Un bureau de vote au Tchad.
© AFP PHOTO / Gael COGNE

La campagne pour l’élection présidentielle se poursuit au Tchad, où le premier tour de scrutin doit se tenir ce dimanche 10 avril. Le président Idriss Deby, au pouvoir depuis 1990, brigue un nouveau mandat. Le contexte est particulièrement tendu avec quatre représentants de la société civile qui ont été arrêtés il y a quinze jours et qui sont toujours en détention. L'opposition craint que le scrutin ne soit pas transparent. Et ce dimanche, un homme soupçonné d'acheter des cartes d'électeurs a été arrêté par des militants de l'opposition.

Dimanche en début d’après-midi, des militants d’un parti d’opposition se rendent compte de la présence d’un homme près d’une file d’attente à Atrone dans le 7e arrondissement de Ndjamena. Plusieurs personnes lui laissent leur carte d’électeur. L’homme soupçonné de préparer la fraude est arrêté et conduit au commissariat, mais il sera relâché plus tard.

Selon la police qui a interrogé le suspect, il s’agissait d’une simple opération de distribution de tee-shirts et de casquettes à l’effigie du président sortant. Mais le distributeur voulait s’assurer que les bénéficiaires étaient bien des électeurs, d’où la collecte des cartes d’électeurs à des fins de vérification.

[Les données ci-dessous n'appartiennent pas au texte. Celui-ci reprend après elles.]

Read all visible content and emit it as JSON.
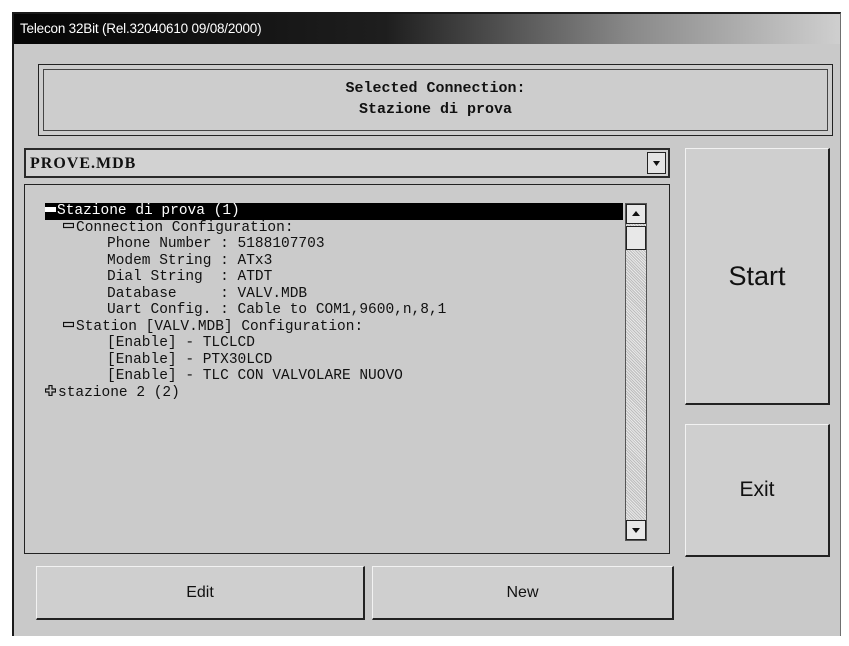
{
  "window": {
    "title": "Telecon 32Bit (Rel.32040610 09/08/2000)"
  },
  "connection": {
    "line1": "Selected Connection:",
    "line2": "Stazione di prova"
  },
  "database_select": {
    "value": "PROVE.MDB"
  },
  "tree": [
    {
      "text": "Stazione di prova (1)",
      "toggle": "minus-bold",
      "indent": 0,
      "selected": true
    },
    {
      "text": "Connection Configuration:",
      "toggle": "minus",
      "indent": 1
    },
    {
      "text": "Phone Number : 5188107703",
      "toggle": "",
      "indent": 3
    },
    {
      "text": "Modem String : ATx3",
      "toggle": "",
      "indent": 3
    },
    {
      "text": "Dial String  : ATDT",
      "toggle": "",
      "indent": 3
    },
    {
      "text": "Database     : VALV.MDB",
      "toggle": "",
      "indent": 3
    },
    {
      "text": "Uart Config. : Cable to COM1,9600,n,8,1",
      "toggle": "",
      "indent": 3
    },
    {
      "text": "Station [VALV.MDB] Configuration:",
      "toggle": "minus",
      "indent": 1
    },
    {
      "text": "[Enable] - TLCLCD",
      "toggle": "",
      "indent": 3
    },
    {
      "text": "[Enable] - PTX30LCD",
      "toggle": "",
      "indent": 3
    },
    {
      "text": "[Enable] - TLC CON VALVOLARE NUOVO",
      "toggle": "",
      "indent": 3
    },
    {
      "text": "stazione 2 (2)",
      "toggle": "plus",
      "indent": 0
    }
  ],
  "buttons": {
    "start": "Start",
    "exit": "Exit",
    "edit": "Edit",
    "new": "New"
  }
}
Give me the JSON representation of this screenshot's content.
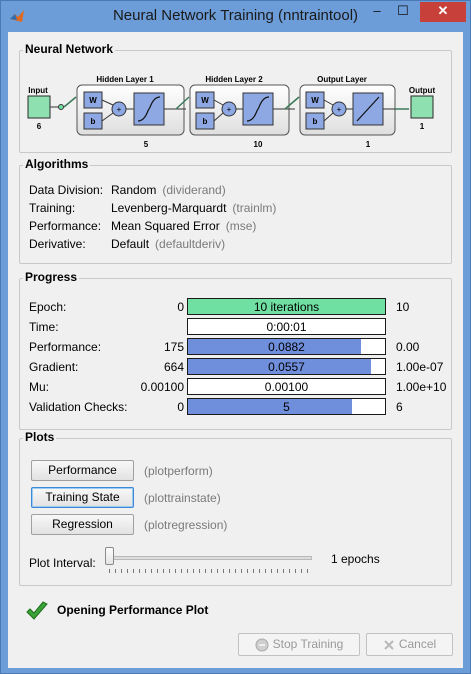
{
  "window": {
    "title": "Neural Network Training (nntraintool)",
    "minimize": "–",
    "maximize": "☐",
    "close": "✕"
  },
  "network": {
    "group_title": "Neural Network",
    "input_label": "Input",
    "input_size": "6",
    "layers": [
      {
        "title": "Hidden Layer 1",
        "size": "5"
      },
      {
        "title": "Hidden Layer 2",
        "size": "10"
      },
      {
        "title": "Output Layer",
        "size": "1"
      }
    ],
    "w_label": "W",
    "b_label": "b",
    "plus_label": "+",
    "output_label": "Output",
    "output_size": "1"
  },
  "algorithms": {
    "group_title": "Algorithms",
    "rows": [
      {
        "label": "Data Division:",
        "value": "Random",
        "code": "(dividerand)"
      },
      {
        "label": "Training:",
        "value": "Levenberg-Marquardt",
        "code": "(trainlm)"
      },
      {
        "label": "Performance:",
        "value": "Mean Squared Error",
        "code": "(mse)"
      },
      {
        "label": "Derivative:",
        "value": "Default",
        "code": "(defaultderiv)"
      }
    ]
  },
  "progress": {
    "group_title": "Progress",
    "rows": [
      {
        "label": "Epoch:",
        "start": "0",
        "current": "10 iterations",
        "end": "10",
        "fill": 1.0
      },
      {
        "label": "Time:",
        "start": "",
        "current": "0:00:01",
        "end": "",
        "fill": 0
      },
      {
        "label": "Performance:",
        "start": "175",
        "current": "0.0882",
        "end": "0.00",
        "fill": 0.88
      },
      {
        "label": "Gradient:",
        "start": "664",
        "current": "0.0557",
        "end": "1.00e-07",
        "fill": 0.93
      },
      {
        "label": "Mu:",
        "start": "0.00100",
        "current": "0.00100",
        "end": "1.00e+10",
        "fill": 0
      },
      {
        "label": "Validation Checks:",
        "start": "0",
        "current": "5",
        "end": "6",
        "fill": 0.83
      }
    ]
  },
  "plots": {
    "group_title": "Plots",
    "buttons": [
      {
        "label": "Performance",
        "code": "(plotperform)"
      },
      {
        "label": "Training State",
        "code": "(plottrainstate)"
      },
      {
        "label": "Regression",
        "code": "(plotregression)"
      }
    ],
    "interval_label": "Plot Interval:",
    "interval_value": "1 epochs",
    "interval_position": 0
  },
  "status": {
    "text": "Opening Performance Plot"
  },
  "actions": {
    "stop_label": "Stop Training",
    "cancel_label": "Cancel"
  },
  "colors": {
    "accent_green": "#6fe0a2",
    "progress_blue": "#6f8edc",
    "close_red": "#c7413a"
  }
}
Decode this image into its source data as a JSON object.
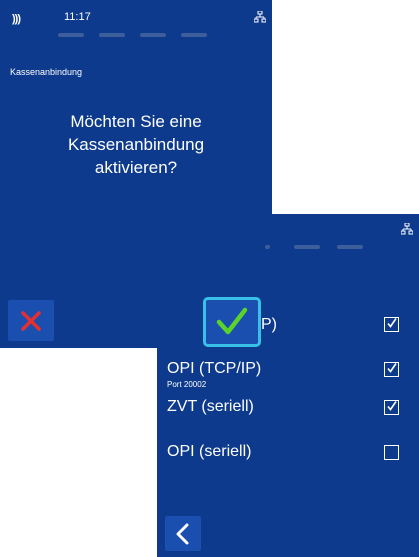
{
  "status_bar": {
    "time": "11:17",
    "nfc_icon": "contactless-icon",
    "network_icon": "network-icon"
  },
  "dialog": {
    "breadcrumb": "Kassenanbindung",
    "question_line1": "Möchten Sie eine",
    "question_line2": "Kassenanbindung",
    "question_line3": "aktivieren?"
  },
  "options": [
    {
      "label": "P)",
      "sublabel": "",
      "checked": true
    },
    {
      "label": "OPI (TCP/IP)",
      "sublabel": "Port 20002",
      "checked": true
    },
    {
      "label": "ZVT (seriell)",
      "sublabel": "",
      "checked": true
    },
    {
      "label": "OPI (seriell)",
      "sublabel": "",
      "checked": false
    }
  ],
  "colors": {
    "background": "#0d3a8c",
    "button": "#1a4fb0",
    "confirm": "#5bd42a",
    "cancel": "#e53030",
    "focus": "#38c0e8"
  }
}
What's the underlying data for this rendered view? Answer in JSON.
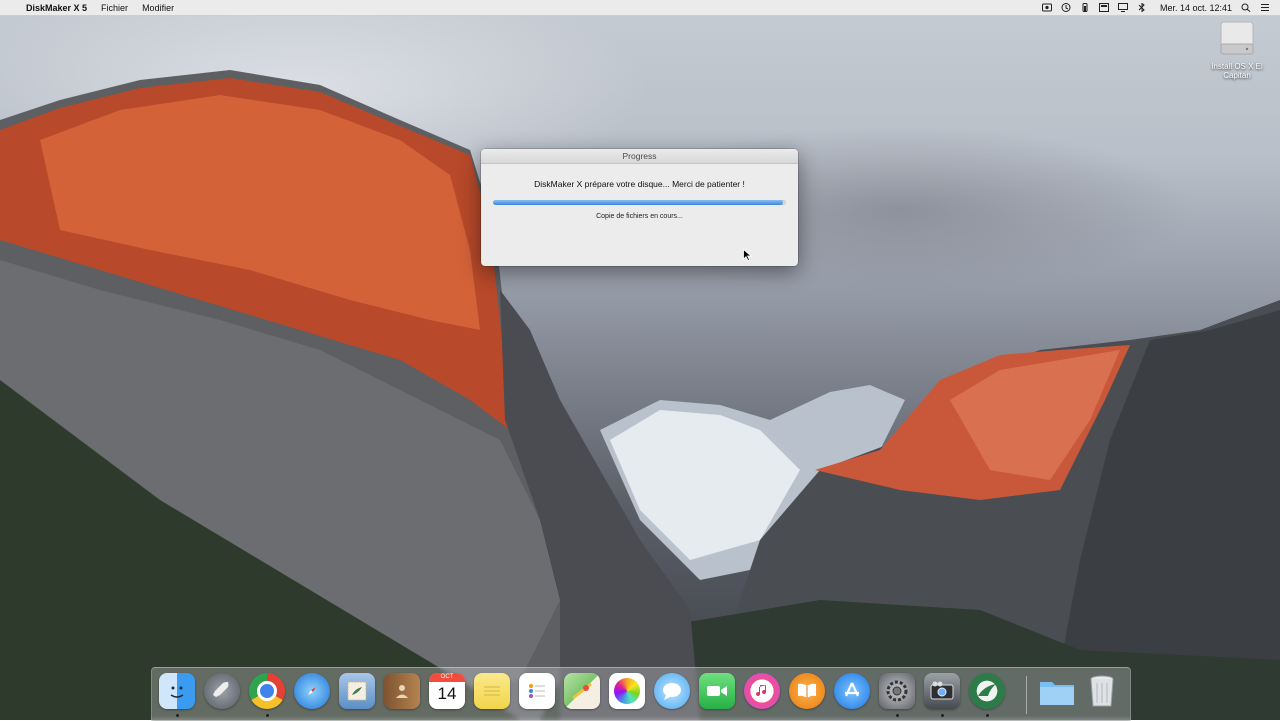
{
  "menubar": {
    "apple_glyph": "",
    "app_name": "DiskMaker X 5",
    "menus": [
      "Fichier",
      "Modifier"
    ],
    "clock": "Mer. 14 oct.  12:41",
    "status_icons": [
      "screen-record-icon",
      "time-machine-icon",
      "battery-icon",
      "notification-icon",
      "display-icon",
      "bluetooth-icon",
      "spotlight-icon",
      "notification-center-icon"
    ]
  },
  "desktop": {
    "volume_label": "Install OS X El Capitan"
  },
  "progress_window": {
    "title": "Progress",
    "message": "DiskMaker X prépare votre disque... Merci de patienter !",
    "progress_fraction": 0.99,
    "status": "Copie de fichiers en cours..."
  },
  "dock": {
    "calendar_month": "OCT",
    "calendar_day": "14",
    "items": [
      {
        "name": "finder",
        "color": "#3a9bf0"
      },
      {
        "name": "launchpad",
        "color": "#6b6f78"
      },
      {
        "name": "chrome",
        "color": "#ffffff"
      },
      {
        "name": "safari",
        "color": "#2b8fe8"
      },
      {
        "name": "mail",
        "color": "#6ba0d8"
      },
      {
        "name": "contacts",
        "color": "#b07c46"
      },
      {
        "name": "calendar",
        "color": "#ffffff"
      },
      {
        "name": "notes",
        "color": "#f7e27a"
      },
      {
        "name": "reminders",
        "color": "#ffffff"
      },
      {
        "name": "maps",
        "color": "#8ccf7e"
      },
      {
        "name": "photos",
        "color": "#ffffff"
      },
      {
        "name": "messages",
        "color": "#5ab8f5"
      },
      {
        "name": "facetime",
        "color": "#3bc95b"
      },
      {
        "name": "itunes",
        "color": "#ffffff"
      },
      {
        "name": "ibooks",
        "color": "#f39426"
      },
      {
        "name": "app-store",
        "color": "#2c8ff0"
      },
      {
        "name": "system-preferences",
        "color": "#8c8f96"
      },
      {
        "name": "photo-booth",
        "color": "#4d5358"
      },
      {
        "name": "diskmaker-x",
        "color": "#2e7b4a"
      },
      {
        "name": "downloads-folder",
        "color": "#7ec2f3"
      },
      {
        "name": "trash",
        "color": "#d6d9dc"
      }
    ]
  }
}
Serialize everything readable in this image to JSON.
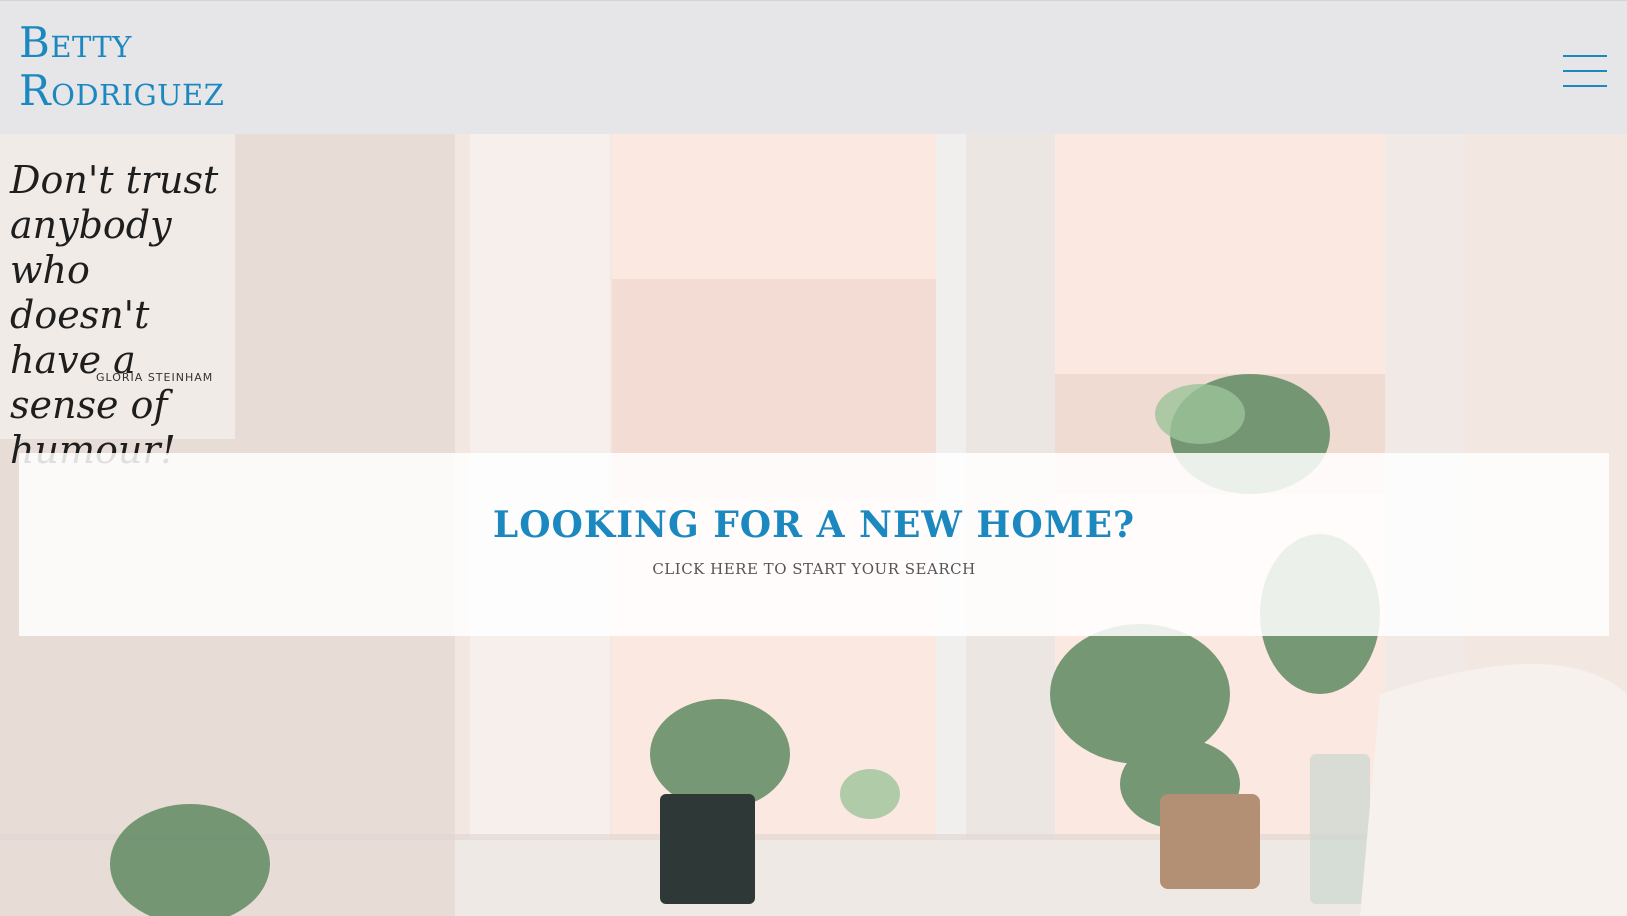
{
  "header": {
    "brand_line1": "Betty",
    "brand_line2": "Rodriguez",
    "menu_icon": "hamburger-menu-icon"
  },
  "hero": {
    "poster_quote": "Don't trust anybody who doesn't have a sense of humour!",
    "poster_author": "GLORIA STEINHAM",
    "cta_title": "LOOKING FOR A NEW HOME?",
    "cta_subtitle": "CLICK HERE TO START YOUR SEARCH"
  },
  "colors": {
    "accent": "#1c88c0",
    "header_bg": "#e6e6e8"
  }
}
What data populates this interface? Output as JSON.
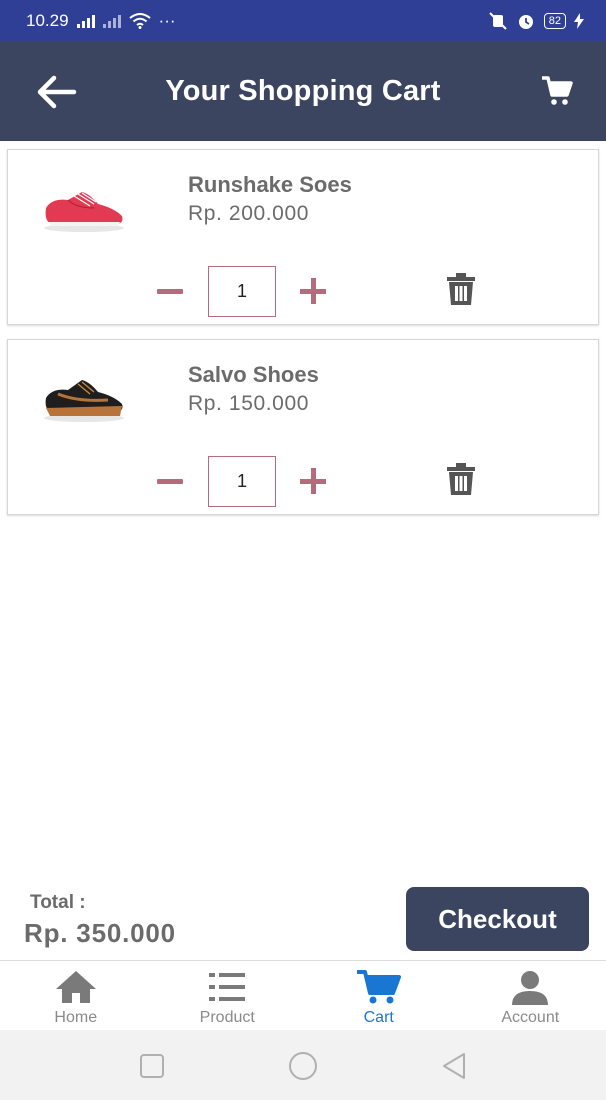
{
  "status_bar": {
    "time": "10.29",
    "signal_icon": "signal-icon",
    "wifi_icon": "wifi-icon",
    "more_icon": "more-dots-icon",
    "more_text": "···",
    "mute_icon": "mute-icon",
    "alarm_icon": "alarm-icon",
    "battery": "82",
    "charging_icon": "charging-icon"
  },
  "app_bar": {
    "title": "Your Shopping Cart",
    "back_icon": "arrow-back-icon",
    "cart_icon": "shopping-cart-icon",
    "color": "#3b4560"
  },
  "cart": {
    "items": [
      {
        "name": "Runshake Soes",
        "price": "Rp.  200.000",
        "quantity": "1",
        "image": "red-sneaker"
      },
      {
        "name": "Salvo Shoes",
        "price": "Rp.  150.000",
        "quantity": "1",
        "image": "black-brown-sneaker"
      }
    ],
    "accent_color": "#b66b7c"
  },
  "footer": {
    "total_label": "Total :",
    "total_value": "Rp.  350.000",
    "checkout_label": "Checkout"
  },
  "bottom_nav": {
    "items": [
      {
        "label": "Home",
        "icon": "home-icon",
        "active": false
      },
      {
        "label": "Product",
        "icon": "list-icon",
        "active": false
      },
      {
        "label": "Cart",
        "icon": "cart-icon",
        "active": true
      },
      {
        "label": "Account",
        "icon": "account-icon",
        "active": false
      }
    ],
    "active_color": "#1976d2"
  },
  "system_nav": {
    "recent_icon": "square-recents-icon",
    "home_icon": "circle-home-icon",
    "back_icon": "triangle-back-icon"
  }
}
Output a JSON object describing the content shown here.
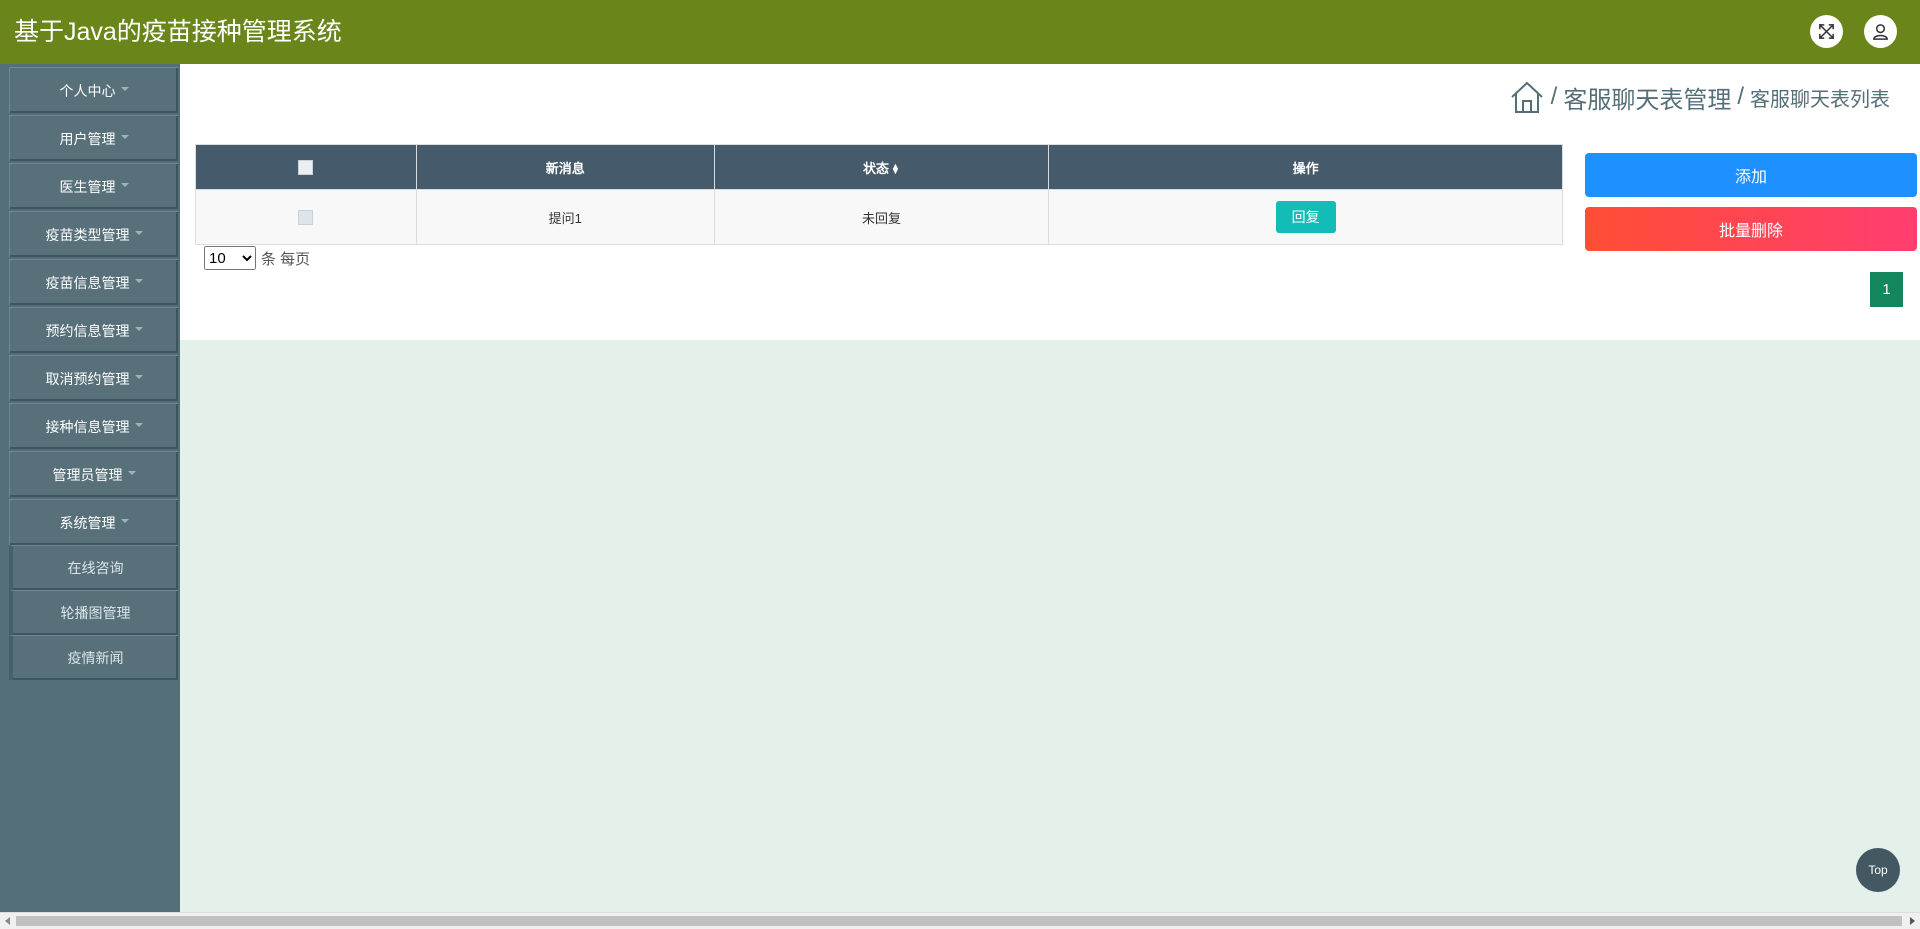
{
  "header": {
    "title": "基于Java的疫苗接种管理系统",
    "icons": [
      "fullscreen-icon",
      "user-icon"
    ]
  },
  "sidebar": {
    "items": [
      {
        "label": "个人中心",
        "has_dropdown": true
      },
      {
        "label": "用户管理",
        "has_dropdown": true
      },
      {
        "label": "医生管理",
        "has_dropdown": true
      },
      {
        "label": "疫苗类型管理",
        "has_dropdown": true
      },
      {
        "label": "疫苗信息管理",
        "has_dropdown": true
      },
      {
        "label": "预约信息管理",
        "has_dropdown": true
      },
      {
        "label": "取消预约管理",
        "has_dropdown": true
      },
      {
        "label": "接种信息管理",
        "has_dropdown": true
      },
      {
        "label": "管理员管理",
        "has_dropdown": true
      },
      {
        "label": "系统管理",
        "has_dropdown": true
      },
      {
        "label": "在线咨询",
        "has_dropdown": false
      },
      {
        "label": "轮播图管理",
        "has_dropdown": false
      },
      {
        "label": "疫情新闻",
        "has_dropdown": false
      }
    ]
  },
  "breadcrumb": {
    "separator": "/",
    "level1": "客服聊天表管理",
    "level2": "客服聊天表列表",
    "icon": "home-icon"
  },
  "table": {
    "columns": [
      "新消息",
      "状态",
      "操作"
    ],
    "rows": [
      {
        "message": "提问1",
        "status": "未回复",
        "action": "回复"
      }
    ]
  },
  "pagination": {
    "page_size": "10",
    "page_size_options": [
      "10"
    ],
    "page_size_label": "条 每页",
    "current_page": "1"
  },
  "actions": {
    "add_label": "添加",
    "batch_delete_label": "批量删除"
  },
  "back_to_top": "Top",
  "colors": {
    "header": "#6a8519",
    "sidebar": "#556f79",
    "table_header": "#455a6a",
    "add": "#1e90ff",
    "delete": "#ff4e35",
    "reply": "#13bcb6",
    "page": "#13875b"
  }
}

Les cartes sont rendues à leurs propriétaires à la fin de l’opération, explique la police, qui dit avoir relâché le mis en cause en début de soirée. Des explications qui ne convainquent pas du tout l’opposition, qui explique qu’il s’agit là d’un échantillon de la fraude électorale qui se prépare dans la perspective du scrutin du 10 avril prochain.